La Corée du Sud a renvoyé sans y répondre une lettre du PM japonais Noda


SEOUL (Corée du Sud) - La Corée du Sud a renvoyé à son expéditeur, sans y répondre, une lettre du Premier ministre japonais au président sud-coréen au sujet d'îlots dont les deux pays se disputent la souveraineté, a déclaré jeudi le ministère sud-coréen des Affaires étrangères.

La tension est montée ces derniers jours entre le Japon et la Corée du Sud, colonie nippone de 1910 à 1945, après la visite du président Lee Myung-Bak sur des îles de mer du Japon, appelées Dokdo à Séoul et Takeshima à Tokyo, que les deux pays revendiquent.

Quelques jours après sa visite sur les îles contestées, le président sud-coréen a prévenu que l'empereur du Japon, Akihito, ne pourrait venir en Corée du Sud que s'il s'excusait pour les atrocités commises par les forces d'occupation japonaises.

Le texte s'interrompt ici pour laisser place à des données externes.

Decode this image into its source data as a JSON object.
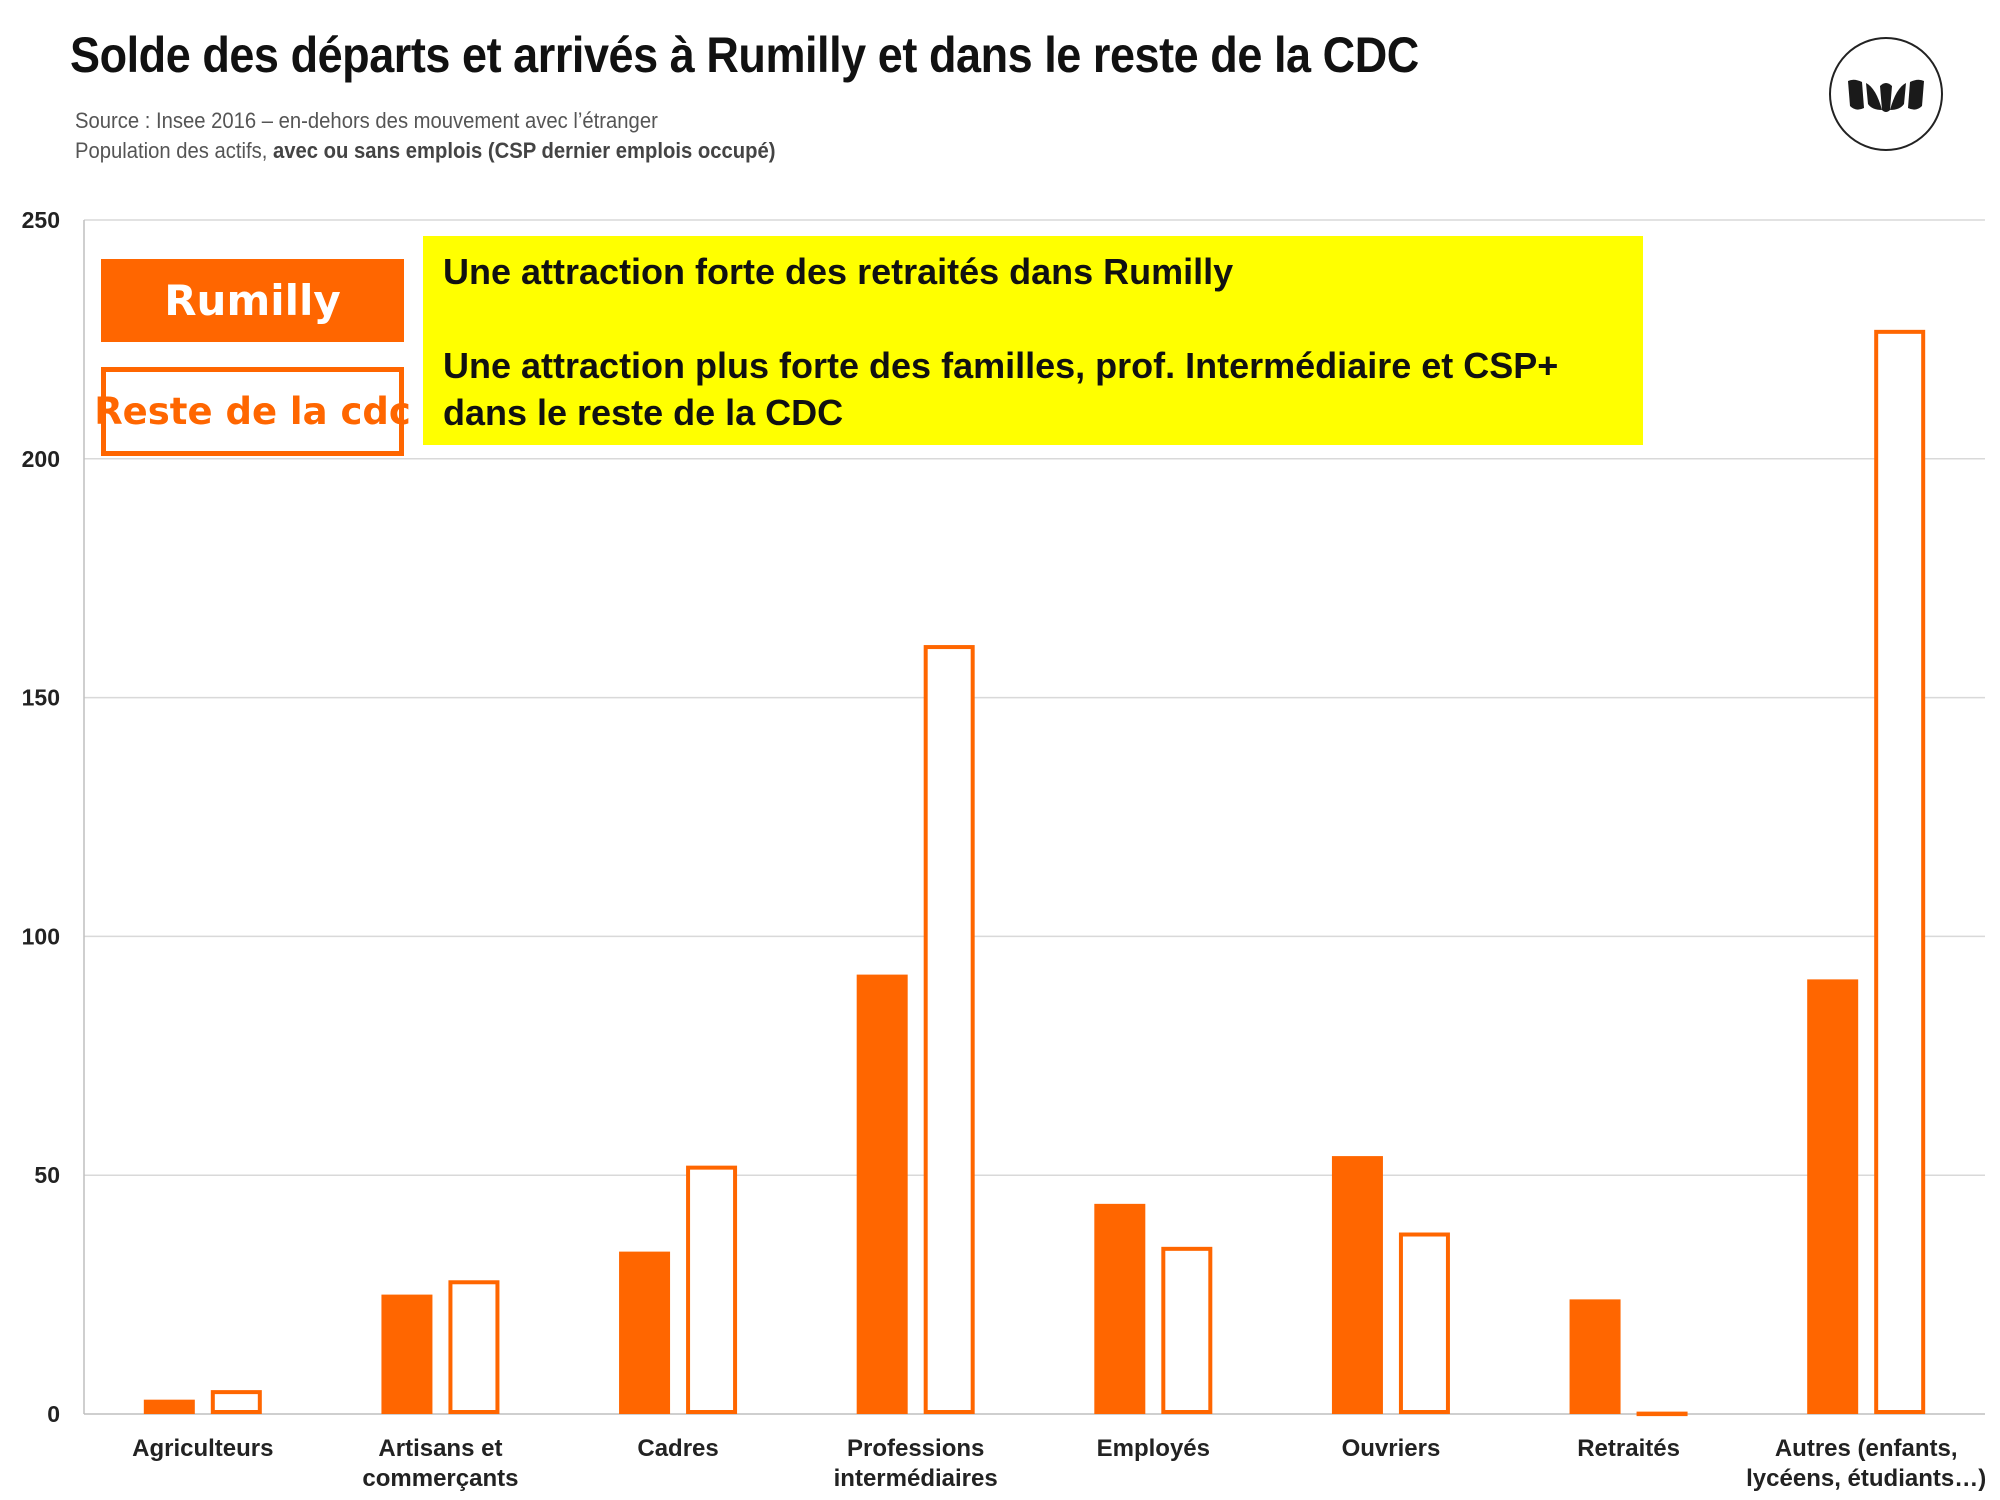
{
  "title": "Solde des départs et arrivés à Rumilly et dans le reste de la CDC",
  "source_line1": "Source : Insee 2016 – en-dehors des mouvement avec l’étranger",
  "source_line2_plain": "Population des actifs, ",
  "source_line2_bold": "avec ou sans emplois (CSP dernier emplois occupé)",
  "logo_icon": "brand-logo-icon",
  "annotation": {
    "line1": "Une attraction forte des retraités dans Rumilly",
    "line2": "Une attraction plus forte des familles, prof. Intermédiaire et CSP+",
    "line3": "dans le reste de la CDC"
  },
  "colors": {
    "accent": "#ff6600",
    "highlight": "#ffff00",
    "grid": "#d9d9d9"
  },
  "chart_data": {
    "type": "bar",
    "categories": [
      [
        "Agriculteurs"
      ],
      [
        "Artisans et",
        "commerçants"
      ],
      [
        "Cadres"
      ],
      [
        "Professions",
        "intermédiaires"
      ],
      [
        "Employés"
      ],
      [
        "Ouvriers"
      ],
      [
        "Retraités"
      ],
      [
        "Autres (enfants,",
        "lycéens, étudiants…)"
      ]
    ],
    "series": [
      {
        "name": "Rumilly",
        "style": "filled",
        "values": [
          3,
          25,
          34,
          92,
          44,
          54,
          24,
          91
        ]
      },
      {
        "name": "Reste de la cdc",
        "style": "outline",
        "values": [
          5,
          28,
          52,
          161,
          35,
          38,
          0.5,
          227
        ]
      }
    ],
    "ylim": [
      0,
      250
    ],
    "yticks": [
      0,
      50,
      100,
      150,
      200,
      250
    ],
    "grid": true,
    "legend_placement": "top-left"
  }
}
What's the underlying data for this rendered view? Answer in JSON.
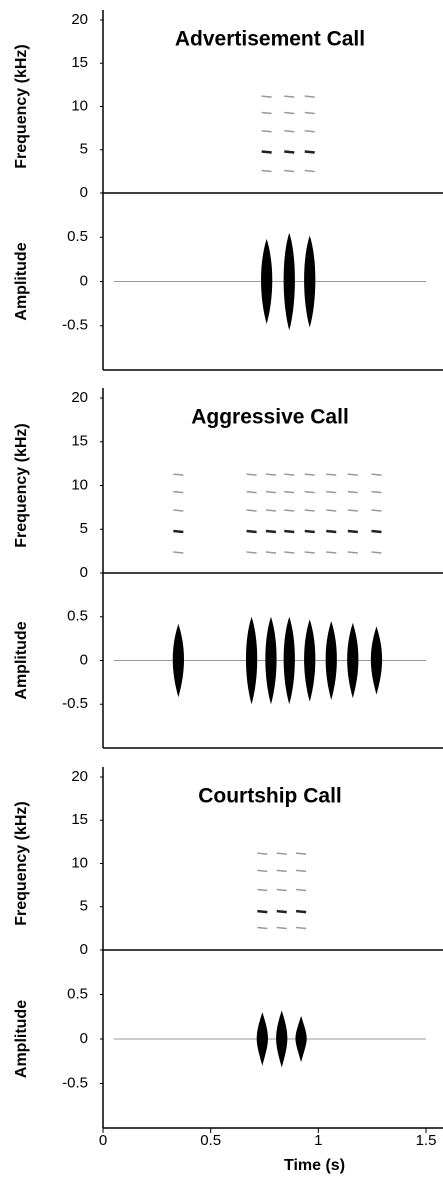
{
  "chart_data": [
    {
      "type": "call",
      "title": "Advertisement Call",
      "freq_label": "Frequency (kHz)",
      "amp_label": "Amplitude",
      "freq_ylim": [
        0,
        20
      ],
      "freq_yticks": [
        0,
        5,
        10,
        15,
        20
      ],
      "amp_ylim": [
        -1,
        1
      ],
      "amp_yticks": [
        -0.5,
        0,
        0.5
      ],
      "xlim": [
        0,
        1.5
      ],
      "harmonics": [
        2.6,
        4.8,
        7.2,
        9.3,
        11.2
      ],
      "x": [
        0.76,
        0.865,
        0.96
      ],
      "values": [
        0.48,
        0.55,
        0.52
      ]
    },
    {
      "type": "call",
      "title": "Aggressive Call",
      "freq_label": "Frequency (kHz)",
      "amp_label": "Amplitude",
      "freq_ylim": [
        0,
        20
      ],
      "freq_yticks": [
        0,
        5,
        10,
        15,
        20
      ],
      "amp_ylim": [
        -1,
        1
      ],
      "amp_yticks": [
        -0.5,
        0,
        0.5
      ],
      "xlim": [
        0,
        1.5
      ],
      "harmonics": [
        2.4,
        4.8,
        7.2,
        9.3,
        11.3
      ],
      "x": [
        0.35,
        0.69,
        0.78,
        0.865,
        0.96,
        1.06,
        1.16,
        1.27
      ],
      "values": [
        0.42,
        0.5,
        0.5,
        0.5,
        0.47,
        0.45,
        0.43,
        0.39
      ]
    },
    {
      "type": "call",
      "title": "Courtship Call",
      "freq_label": "Frequency (kHz)",
      "amp_label": "Amplitude",
      "freq_ylim": [
        0,
        20
      ],
      "freq_yticks": [
        0,
        5,
        10,
        15,
        20
      ],
      "amp_ylim": [
        -1,
        1
      ],
      "amp_yticks": [
        -0.5,
        0,
        0.5
      ],
      "xlim": [
        0,
        1.5
      ],
      "xticks": [
        0,
        0.5,
        1,
        1.5
      ],
      "xlabel": "Time (s)",
      "harmonics": [
        2.6,
        4.5,
        7.0,
        9.2,
        11.2
      ],
      "x": [
        0.74,
        0.83,
        0.92
      ],
      "values": [
        0.3,
        0.32,
        0.26
      ]
    }
  ]
}
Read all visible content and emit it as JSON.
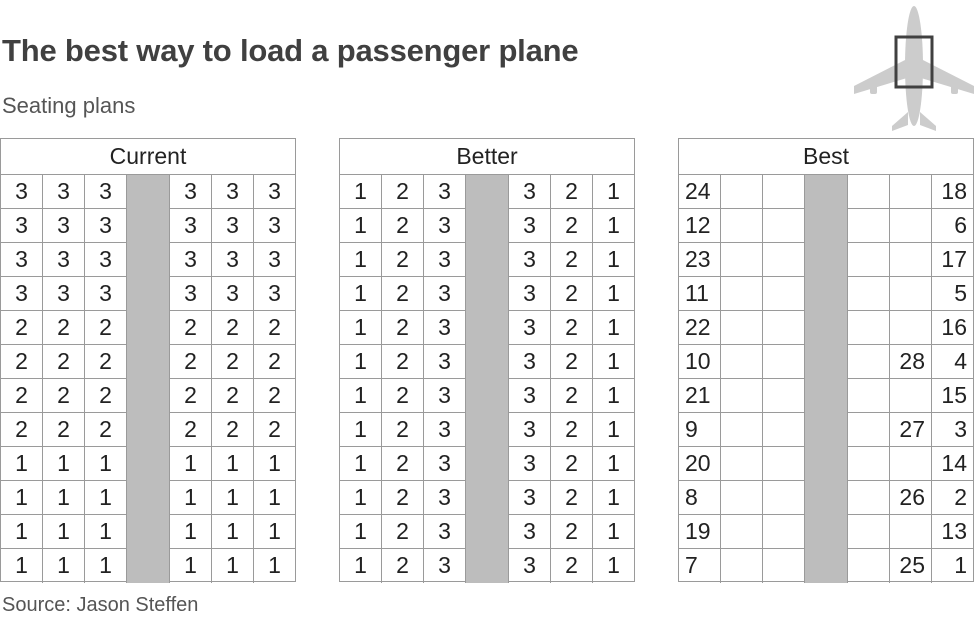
{
  "header": {
    "title": "The best way to load a passenger plane",
    "subtitle": "Seating plans"
  },
  "footer": {
    "source": "Source: Jason Steffen"
  },
  "icons": {
    "plane": "plane-icon"
  },
  "colors": {
    "aisle": "#bdbdbd",
    "grid": "#9a9a9a",
    "plane": "#cccccc",
    "highlight": "#404040"
  },
  "panels": [
    {
      "label": "Current",
      "rows": [
        [
          "3",
          "3",
          "3",
          "3",
          "3",
          "3"
        ],
        [
          "3",
          "3",
          "3",
          "3",
          "3",
          "3"
        ],
        [
          "3",
          "3",
          "3",
          "3",
          "3",
          "3"
        ],
        [
          "3",
          "3",
          "3",
          "3",
          "3",
          "3"
        ],
        [
          "2",
          "2",
          "2",
          "2",
          "2",
          "2"
        ],
        [
          "2",
          "2",
          "2",
          "2",
          "2",
          "2"
        ],
        [
          "2",
          "2",
          "2",
          "2",
          "2",
          "2"
        ],
        [
          "2",
          "2",
          "2",
          "2",
          "2",
          "2"
        ],
        [
          "1",
          "1",
          "1",
          "1",
          "1",
          "1"
        ],
        [
          "1",
          "1",
          "1",
          "1",
          "1",
          "1"
        ],
        [
          "1",
          "1",
          "1",
          "1",
          "1",
          "1"
        ],
        [
          "1",
          "1",
          "1",
          "1",
          "1",
          "1"
        ]
      ]
    },
    {
      "label": "Better",
      "rows": [
        [
          "1",
          "2",
          "3",
          "3",
          "2",
          "1"
        ],
        [
          "1",
          "2",
          "3",
          "3",
          "2",
          "1"
        ],
        [
          "1",
          "2",
          "3",
          "3",
          "2",
          "1"
        ],
        [
          "1",
          "2",
          "3",
          "3",
          "2",
          "1"
        ],
        [
          "1",
          "2",
          "3",
          "3",
          "2",
          "1"
        ],
        [
          "1",
          "2",
          "3",
          "3",
          "2",
          "1"
        ],
        [
          "1",
          "2",
          "3",
          "3",
          "2",
          "1"
        ],
        [
          "1",
          "2",
          "3",
          "3",
          "2",
          "1"
        ],
        [
          "1",
          "2",
          "3",
          "3",
          "2",
          "1"
        ],
        [
          "1",
          "2",
          "3",
          "3",
          "2",
          "1"
        ],
        [
          "1",
          "2",
          "3",
          "3",
          "2",
          "1"
        ],
        [
          "1",
          "2",
          "3",
          "3",
          "2",
          "1"
        ]
      ]
    },
    {
      "label": "Best",
      "rows": [
        [
          "24",
          "",
          "",
          "",
          "",
          "18"
        ],
        [
          "12",
          "",
          "",
          "",
          "",
          "6"
        ],
        [
          "23",
          "",
          "",
          "",
          "",
          "17"
        ],
        [
          "11",
          "",
          "",
          "",
          "",
          "5"
        ],
        [
          "22",
          "",
          "",
          "",
          "",
          "16"
        ],
        [
          "10",
          "",
          "",
          "",
          "28",
          "4"
        ],
        [
          "21",
          "",
          "",
          "",
          "",
          "15"
        ],
        [
          "9",
          "",
          "",
          "",
          "27",
          "3"
        ],
        [
          "20",
          "",
          "",
          "",
          "",
          "14"
        ],
        [
          "8",
          "",
          "",
          "",
          "26",
          "2"
        ],
        [
          "19",
          "",
          "",
          "",
          "",
          "13"
        ],
        [
          "7",
          "",
          "",
          "",
          "25",
          "1"
        ]
      ]
    }
  ]
}
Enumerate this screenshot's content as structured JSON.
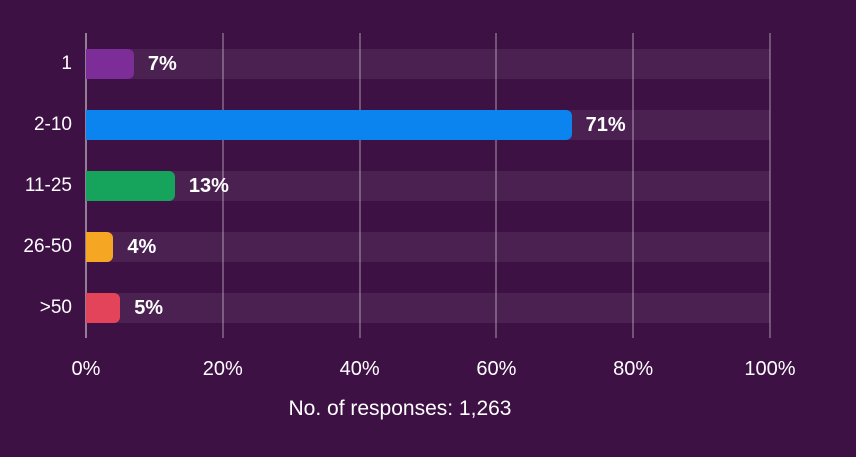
{
  "chart_data": {
    "type": "bar",
    "orientation": "horizontal",
    "title": "",
    "categories": [
      "1",
      "2-10",
      "11-25",
      "26-50",
      ">50"
    ],
    "values": [
      7,
      71,
      13,
      4,
      5
    ],
    "value_labels": [
      "7%",
      "71%",
      "13%",
      "4%",
      "5%"
    ],
    "bar_colors": [
      "#7d2d98",
      "#0b84f0",
      "#16a35c",
      "#f5a623",
      "#e4445a"
    ],
    "x_ticks": [
      "0%",
      "20%",
      "40%",
      "60%",
      "80%",
      "100%"
    ],
    "x_tick_values": [
      0,
      20,
      40,
      60,
      80,
      100
    ],
    "xlim": [
      0,
      100
    ],
    "grid": "vertical-gridlines-on",
    "legend": "none",
    "caption": "No. of responses: 1,263"
  },
  "colors": {
    "background": "#3E1145",
    "row_track": "rgba(255,255,255,0.07)",
    "gridline": "rgba(255,255,255,0.28)",
    "axis_line": "rgba(255,255,255,0.45)",
    "text": "#FFFFFF"
  }
}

En 1990, Akihito a exprimé ses profonds regrets pour les souffrances du peuple coréen pendant la colonisation.

Dans la lettre remise à l'ambassade de Corée du Sud à Tokyo pour le président Lee, le Premier ministre japonais Yoshihiko Noda lui demandait de présenter ses regrets à la fois pour le déplacement sur les îles et ses propos à l'égard de l'empereur, selon l'agence de presse sud-coréenne Yonhap.

Notre ambassade au Japon va contacter ses interlocuteurs japonais pour leur rendre la lettre du Premier ministre Noda, a déclaré le porte-parole du ministère sud-coréen des Affaires étrangères, Cho Tai-Young.

A Tokyo, le porte-parole du gouvernement Osamu Fujimura a fustigé cette annonce.

En vertu des usages protocolaires, il est inconcevable que des lettres échangées entre dirigeants soient renvoyées, a-t-il dit au cours d'une conférence de presse.

J'espère que (le président Lee) acceptera la lettre, qui lui a été envoyée pour lui faire part des réflexions de notre Premier ministre, a-t-il ajouté.

Un peu plus tard, le ministère sud-coréen a précisé que la lettre avait été renvoyée, en recommandé, car les autorités japonaises l'avaient dans un premier temps refusée.

Le Japon a proposé à la Corée du Sud de régler leur différend territorial devant la Cour internationale de justice de La Haye. Mais Séoul a rejeté par le passé deux propositions du Japon de régler le différend devant la CIJ, en 1954 et en 1962.

Tokyo a annoncé par ailleurs la révision d'un accord d'échange de devises avec Séoul et le ministre nippon des Finances a annulé un déplacement prévu dans la capitale sud-coréenne.